Sri Balbhadra Prasad Singh, for the employer, however, urged that it was the duty of the workman to go to the doctor and obtain a certificate in support of his explanation. But, as Sub-cl. (4) of Cl.19 of the standing order says that even habitual absence with leave or with sufficient cause will not amount to an act of misconduct, it would primarily be the duty of the company to satisfy the tribunal that the explanation given by the workman for his absence will not amount to sufficient cause within the meaning of the said clause. The fact that the workman met with an accident on October 26, 1961 appears to have been admitted. Hence, there should have been no difficulty in getting him further examined by the doctor during the course of the domestic enquiry with a view to ascertain if the plea of the workman concerned was reasonable or not. It was, therefore, open to the tribunal to accept the ex parte explanation given by the workman himself and to hold that his explanation was acceptable. In other words, according to the finding of the tribunal there was sufficient cause for the workmans absence on the three specified dates and hence the charge under Sub-cl. (4) of Cl.19 of the standing order is not established. This is a finding on a question of fact which cannot be interfered with by this Court in exercise of its writ jurisdiction. 4. Sri Balbhadra Prasad Singh thereupon contended that whether absence for three days amounts to habitual absence or not is purely a matter for the employer to decide and will not be justiciable. I am not prepared to accept this extreme contention.

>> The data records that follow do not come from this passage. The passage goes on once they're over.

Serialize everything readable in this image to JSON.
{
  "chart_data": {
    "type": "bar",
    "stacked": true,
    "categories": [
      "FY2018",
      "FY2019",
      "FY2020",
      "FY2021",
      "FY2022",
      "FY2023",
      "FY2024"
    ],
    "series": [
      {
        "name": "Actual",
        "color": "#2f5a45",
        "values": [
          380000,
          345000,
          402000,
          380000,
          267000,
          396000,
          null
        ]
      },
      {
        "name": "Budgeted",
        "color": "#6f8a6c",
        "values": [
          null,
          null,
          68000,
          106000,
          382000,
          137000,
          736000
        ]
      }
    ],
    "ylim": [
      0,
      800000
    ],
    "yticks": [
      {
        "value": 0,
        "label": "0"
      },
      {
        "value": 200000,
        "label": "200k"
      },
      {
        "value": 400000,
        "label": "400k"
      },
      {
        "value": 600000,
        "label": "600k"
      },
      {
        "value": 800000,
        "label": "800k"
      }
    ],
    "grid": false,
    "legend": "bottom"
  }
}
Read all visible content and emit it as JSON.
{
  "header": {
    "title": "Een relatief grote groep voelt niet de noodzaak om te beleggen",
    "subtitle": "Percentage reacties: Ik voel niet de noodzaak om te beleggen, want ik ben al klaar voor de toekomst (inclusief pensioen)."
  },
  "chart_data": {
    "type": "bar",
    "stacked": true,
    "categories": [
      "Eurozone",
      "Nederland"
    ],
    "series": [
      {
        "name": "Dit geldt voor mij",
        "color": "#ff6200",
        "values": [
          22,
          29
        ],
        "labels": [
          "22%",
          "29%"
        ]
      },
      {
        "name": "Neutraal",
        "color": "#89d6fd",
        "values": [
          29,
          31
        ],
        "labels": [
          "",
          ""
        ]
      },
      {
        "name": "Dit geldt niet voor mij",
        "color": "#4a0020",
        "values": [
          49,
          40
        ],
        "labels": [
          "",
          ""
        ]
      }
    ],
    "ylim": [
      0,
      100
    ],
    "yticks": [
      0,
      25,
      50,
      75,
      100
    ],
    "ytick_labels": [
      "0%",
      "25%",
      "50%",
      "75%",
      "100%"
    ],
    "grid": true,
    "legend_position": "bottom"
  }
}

The question whether on the admitted facts there has been contravention of Sub-cl. (4) of Cl.19 of the standing order is a pure question of law and it is open to the tribunal to hold that even if there was absence on the three specified dates in one month in the year 1963 (though the workman was in service from 1948), habitual absence as required by law was not established. That finding is clearly unassailable in a writ petition. For these reasons, the petition is dismissed with costs. Hearing fee Rs.100 payable to respondent 1.